Toward Compact Deep Neural Networks via Energy-Aware Pruning
For more detailed description on the project, refer to [arXiv]

Internship as Research Scientist in Nota.Inc

Energy-Aware pruning, or in other words, nuclear norm pruning, was a project that was mainly developed for Nota's primary engine of compressing neural network. Nota, a South Korean incorporation that recently recieved a Series A investment, is a company that focuses in neural network compression. Their main project and commodity, netspresso, offers a whole pipeline including pretrained model, compression, HPO for target device, and completes a full stand alone model. Their primary technology includes pruning, quantization, knowledge distillation,, neural architecture search, and filter decomposition. In Nota, they have a separate division solely for research in model pruning. This division's research is also utilized as part of netspresso's compression model.

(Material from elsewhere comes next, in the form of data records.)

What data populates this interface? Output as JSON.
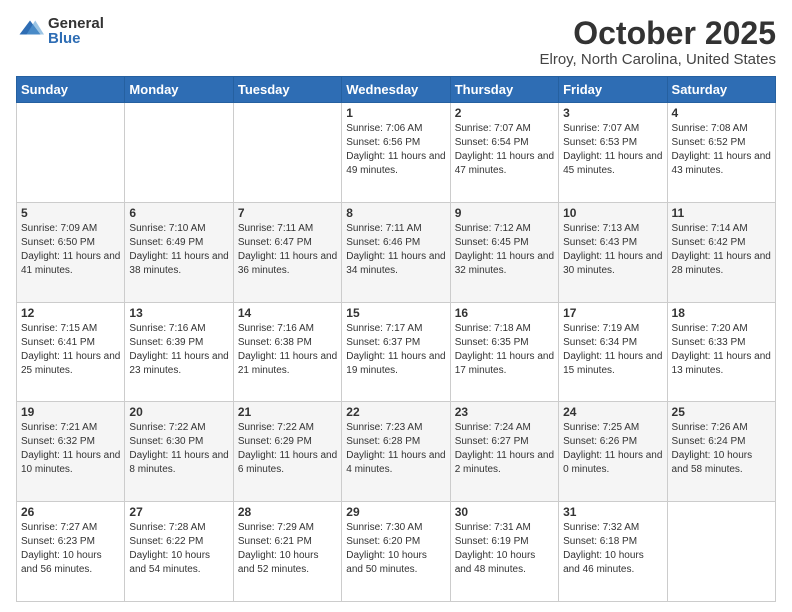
{
  "header": {
    "logo_general": "General",
    "logo_blue": "Blue",
    "title": "October 2025",
    "subtitle": "Elroy, North Carolina, United States"
  },
  "weekdays": [
    "Sunday",
    "Monday",
    "Tuesday",
    "Wednesday",
    "Thursday",
    "Friday",
    "Saturday"
  ],
  "weeks": [
    [
      {
        "day": "",
        "sunrise": "",
        "sunset": "",
        "daylight": ""
      },
      {
        "day": "",
        "sunrise": "",
        "sunset": "",
        "daylight": ""
      },
      {
        "day": "",
        "sunrise": "",
        "sunset": "",
        "daylight": ""
      },
      {
        "day": "1",
        "sunrise": "7:06 AM",
        "sunset": "6:56 PM",
        "daylight": "11 hours and 49 minutes."
      },
      {
        "day": "2",
        "sunrise": "7:07 AM",
        "sunset": "6:54 PM",
        "daylight": "11 hours and 47 minutes."
      },
      {
        "day": "3",
        "sunrise": "7:07 AM",
        "sunset": "6:53 PM",
        "daylight": "11 hours and 45 minutes."
      },
      {
        "day": "4",
        "sunrise": "7:08 AM",
        "sunset": "6:52 PM",
        "daylight": "11 hours and 43 minutes."
      }
    ],
    [
      {
        "day": "5",
        "sunrise": "7:09 AM",
        "sunset": "6:50 PM",
        "daylight": "11 hours and 41 minutes."
      },
      {
        "day": "6",
        "sunrise": "7:10 AM",
        "sunset": "6:49 PM",
        "daylight": "11 hours and 38 minutes."
      },
      {
        "day": "7",
        "sunrise": "7:11 AM",
        "sunset": "6:47 PM",
        "daylight": "11 hours and 36 minutes."
      },
      {
        "day": "8",
        "sunrise": "7:11 AM",
        "sunset": "6:46 PM",
        "daylight": "11 hours and 34 minutes."
      },
      {
        "day": "9",
        "sunrise": "7:12 AM",
        "sunset": "6:45 PM",
        "daylight": "11 hours and 32 minutes."
      },
      {
        "day": "10",
        "sunrise": "7:13 AM",
        "sunset": "6:43 PM",
        "daylight": "11 hours and 30 minutes."
      },
      {
        "day": "11",
        "sunrise": "7:14 AM",
        "sunset": "6:42 PM",
        "daylight": "11 hours and 28 minutes."
      }
    ],
    [
      {
        "day": "12",
        "sunrise": "7:15 AM",
        "sunset": "6:41 PM",
        "daylight": "11 hours and 25 minutes."
      },
      {
        "day": "13",
        "sunrise": "7:16 AM",
        "sunset": "6:39 PM",
        "daylight": "11 hours and 23 minutes."
      },
      {
        "day": "14",
        "sunrise": "7:16 AM",
        "sunset": "6:38 PM",
        "daylight": "11 hours and 21 minutes."
      },
      {
        "day": "15",
        "sunrise": "7:17 AM",
        "sunset": "6:37 PM",
        "daylight": "11 hours and 19 minutes."
      },
      {
        "day": "16",
        "sunrise": "7:18 AM",
        "sunset": "6:35 PM",
        "daylight": "11 hours and 17 minutes."
      },
      {
        "day": "17",
        "sunrise": "7:19 AM",
        "sunset": "6:34 PM",
        "daylight": "11 hours and 15 minutes."
      },
      {
        "day": "18",
        "sunrise": "7:20 AM",
        "sunset": "6:33 PM",
        "daylight": "11 hours and 13 minutes."
      }
    ],
    [
      {
        "day": "19",
        "sunrise": "7:21 AM",
        "sunset": "6:32 PM",
        "daylight": "11 hours and 10 minutes."
      },
      {
        "day": "20",
        "sunrise": "7:22 AM",
        "sunset": "6:30 PM",
        "daylight": "11 hours and 8 minutes."
      },
      {
        "day": "21",
        "sunrise": "7:22 AM",
        "sunset": "6:29 PM",
        "daylight": "11 hours and 6 minutes."
      },
      {
        "day": "22",
        "sunrise": "7:23 AM",
        "sunset": "6:28 PM",
        "daylight": "11 hours and 4 minutes."
      },
      {
        "day": "23",
        "sunrise": "7:24 AM",
        "sunset": "6:27 PM",
        "daylight": "11 hours and 2 minutes."
      },
      {
        "day": "24",
        "sunrise": "7:25 AM",
        "sunset": "6:26 PM",
        "daylight": "11 hours and 0 minutes."
      },
      {
        "day": "25",
        "sunrise": "7:26 AM",
        "sunset": "6:24 PM",
        "daylight": "10 hours and 58 minutes."
      }
    ],
    [
      {
        "day": "26",
        "sunrise": "7:27 AM",
        "sunset": "6:23 PM",
        "daylight": "10 hours and 56 minutes."
      },
      {
        "day": "27",
        "sunrise": "7:28 AM",
        "sunset": "6:22 PM",
        "daylight": "10 hours and 54 minutes."
      },
      {
        "day": "28",
        "sunrise": "7:29 AM",
        "sunset": "6:21 PM",
        "daylight": "10 hours and 52 minutes."
      },
      {
        "day": "29",
        "sunrise": "7:30 AM",
        "sunset": "6:20 PM",
        "daylight": "10 hours and 50 minutes."
      },
      {
        "day": "30",
        "sunrise": "7:31 AM",
        "sunset": "6:19 PM",
        "daylight": "10 hours and 48 minutes."
      },
      {
        "day": "31",
        "sunrise": "7:32 AM",
        "sunset": "6:18 PM",
        "daylight": "10 hours and 46 minutes."
      },
      {
        "day": "",
        "sunrise": "",
        "sunset": "",
        "daylight": ""
      }
    ]
  ]
}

I joined in Nota as an intern, by the opportunity given by Yonsei University's startup internship program. Since I had research experience in BigDyl lab of Yonsei university, I had the opportunity to work as a research scientist. The internship program was supposed to last for only 6 weeks, but since I was deeply involved in this project and was writing a paper for submission, I extended my original contract to 2 months and also participated afterwards for paper revisions.

Recall on the project

$$\hat{x} = USV^T = \sum_{i=1}^N\sigma_iu_iv_i^T \quad \cdot \cdot \cdot(1) \qquad \quad ||\hat{x}||_*=\sum_{i=1}^N\sigma_i \quad \cdot \cdot \cdot(2)$$

(1) \(\hat{x}\) denotes the reshaped 2D filter, and U and V denote the left and right singular vector matrix and S indicates the diagonal matrix of singular values. (2) \(||\hat{x}||_*\) denotes nuclear-norm, the sum of singular values.

What was particularly intruiging during the project was the oppotunity to dive into various linear algebra equations. since I was in charge of writing the overall paper, I had to obtain general knowledge of pruning research, which required considerable amount of knowledge in linear algebra. Since it was before I took the computer vision class, it was difficult to catch up, so I started reading numerous papers in the field. It helped a lot in not only my reading skills, but also enhanced my knowledge in linear algebra.

Comparison study of Top-1 and Top-5 accuracies with 1) small (=batch of 10), 2) easy (=batch of 1), 3) hard (=batch of 1) dataset with five different neural network architectures.

Moreover, since when I joined the project, the concept of using nuclear norm as a pruning criteria was hardened but the supporting experiments and logic was not enough. Therefore, I spent the remaining time mostly on designing ablation studies and logics to support our project. During this process, I designed and implemented experiments where our model was compared in terms of quantity and quality of the data.

Studying in the field of pruning research was interesting for me. However, this actually made me to even more interested in my original field of study, neural differential equations and physics informed neural networks, e.g. Therefore, after a short, concentrated term of internship, I returned back to my lab BigDyl to continue my research.